I have a TessBaseAPI() object with a returned object. I want to extract the words with their bounding box but can't seem to get it working.
val Text = tesseract.getUTF8Text()
gives me the text.
val Words = tesseract.getWords.boxRects
gives me the bounding boxes that I can loop through but they don't match with getUTF8Text().
Looping through the data object in tesseract.getWords and trying to convert it to string gives me jibberish.
val Words = tesseract.getWords
for(i in Words) {
Log.i(TAG, i.data.toString())
}
I found a really bad workaround by using .getHOCRText and doing regex on the produced content to get the text and the boxes.

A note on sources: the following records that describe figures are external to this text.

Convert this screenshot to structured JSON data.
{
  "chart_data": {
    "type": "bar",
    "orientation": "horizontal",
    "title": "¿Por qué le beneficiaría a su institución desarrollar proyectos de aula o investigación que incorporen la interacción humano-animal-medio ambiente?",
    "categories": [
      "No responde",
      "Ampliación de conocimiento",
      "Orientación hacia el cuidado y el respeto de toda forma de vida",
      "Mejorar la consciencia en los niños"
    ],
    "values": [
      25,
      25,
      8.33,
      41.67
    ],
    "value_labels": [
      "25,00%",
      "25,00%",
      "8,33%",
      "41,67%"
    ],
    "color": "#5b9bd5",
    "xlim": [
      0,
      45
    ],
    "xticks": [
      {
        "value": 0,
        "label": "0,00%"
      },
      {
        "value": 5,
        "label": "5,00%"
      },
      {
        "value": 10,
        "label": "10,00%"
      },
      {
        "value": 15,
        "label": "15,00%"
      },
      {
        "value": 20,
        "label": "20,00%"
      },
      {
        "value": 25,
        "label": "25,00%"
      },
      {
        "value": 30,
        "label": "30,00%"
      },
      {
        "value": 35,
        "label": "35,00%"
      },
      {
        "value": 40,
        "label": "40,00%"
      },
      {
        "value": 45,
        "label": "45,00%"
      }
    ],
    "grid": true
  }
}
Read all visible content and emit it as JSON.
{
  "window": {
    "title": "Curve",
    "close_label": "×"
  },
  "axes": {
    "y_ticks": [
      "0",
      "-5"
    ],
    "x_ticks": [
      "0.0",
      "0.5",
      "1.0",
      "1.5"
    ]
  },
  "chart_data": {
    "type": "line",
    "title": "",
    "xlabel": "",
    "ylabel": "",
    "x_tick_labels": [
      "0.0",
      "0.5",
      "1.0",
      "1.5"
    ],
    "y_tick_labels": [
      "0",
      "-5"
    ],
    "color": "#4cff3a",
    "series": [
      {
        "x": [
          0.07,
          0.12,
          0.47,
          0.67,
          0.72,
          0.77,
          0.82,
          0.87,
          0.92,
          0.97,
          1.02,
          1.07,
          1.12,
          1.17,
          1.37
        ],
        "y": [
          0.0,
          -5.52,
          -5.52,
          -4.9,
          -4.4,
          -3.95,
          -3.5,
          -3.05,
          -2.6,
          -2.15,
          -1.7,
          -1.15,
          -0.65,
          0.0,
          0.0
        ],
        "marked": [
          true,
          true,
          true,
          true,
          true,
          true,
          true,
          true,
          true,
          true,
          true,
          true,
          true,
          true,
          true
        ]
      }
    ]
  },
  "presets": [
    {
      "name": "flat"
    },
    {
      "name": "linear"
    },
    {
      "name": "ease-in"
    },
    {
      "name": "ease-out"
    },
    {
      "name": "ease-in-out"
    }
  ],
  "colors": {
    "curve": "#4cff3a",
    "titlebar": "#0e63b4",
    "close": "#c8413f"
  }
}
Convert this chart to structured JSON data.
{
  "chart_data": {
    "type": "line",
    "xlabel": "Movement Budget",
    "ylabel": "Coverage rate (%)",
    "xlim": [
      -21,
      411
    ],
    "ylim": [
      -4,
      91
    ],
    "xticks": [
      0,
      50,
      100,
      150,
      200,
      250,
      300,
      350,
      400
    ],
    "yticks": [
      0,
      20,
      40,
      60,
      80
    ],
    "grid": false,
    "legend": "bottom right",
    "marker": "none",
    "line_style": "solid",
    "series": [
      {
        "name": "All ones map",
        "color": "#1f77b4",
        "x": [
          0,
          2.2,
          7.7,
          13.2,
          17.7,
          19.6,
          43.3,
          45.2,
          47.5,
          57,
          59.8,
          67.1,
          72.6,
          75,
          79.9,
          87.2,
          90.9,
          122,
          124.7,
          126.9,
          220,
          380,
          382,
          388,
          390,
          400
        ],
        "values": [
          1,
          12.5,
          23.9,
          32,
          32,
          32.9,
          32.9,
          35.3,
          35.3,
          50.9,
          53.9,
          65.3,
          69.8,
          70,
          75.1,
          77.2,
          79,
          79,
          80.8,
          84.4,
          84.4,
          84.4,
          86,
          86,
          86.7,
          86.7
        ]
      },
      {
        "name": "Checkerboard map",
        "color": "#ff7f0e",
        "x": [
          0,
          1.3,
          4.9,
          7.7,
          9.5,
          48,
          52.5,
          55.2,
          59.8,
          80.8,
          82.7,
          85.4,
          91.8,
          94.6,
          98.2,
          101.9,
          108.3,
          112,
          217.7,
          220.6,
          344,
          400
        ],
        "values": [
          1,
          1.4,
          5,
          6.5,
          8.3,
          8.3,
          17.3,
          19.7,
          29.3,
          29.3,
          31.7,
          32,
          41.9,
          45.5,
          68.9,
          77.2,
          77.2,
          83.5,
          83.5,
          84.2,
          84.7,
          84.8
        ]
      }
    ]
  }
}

val result = tesseract.getHOCRText(0)
val BoxPattern = Pattern.compile("(?<=title='bbox ).*?(?=; x_wconf)")
val BoxMatch = BoxPattern.matcher(result)
while(BoxMatch.find()) {
Log.i(TAG, BoxMatch.group().toString())
}
val TextPattern = Pattern.compile("(?<='>).*?(?=<\\/span>)")
val TextMatch = TextPattern.matcher(result)
while(TextMatch.find()) {
Log.i(TAG, TextMatch.group().toString())
}
So, how can I properly extract the text and boxRects from tess-two?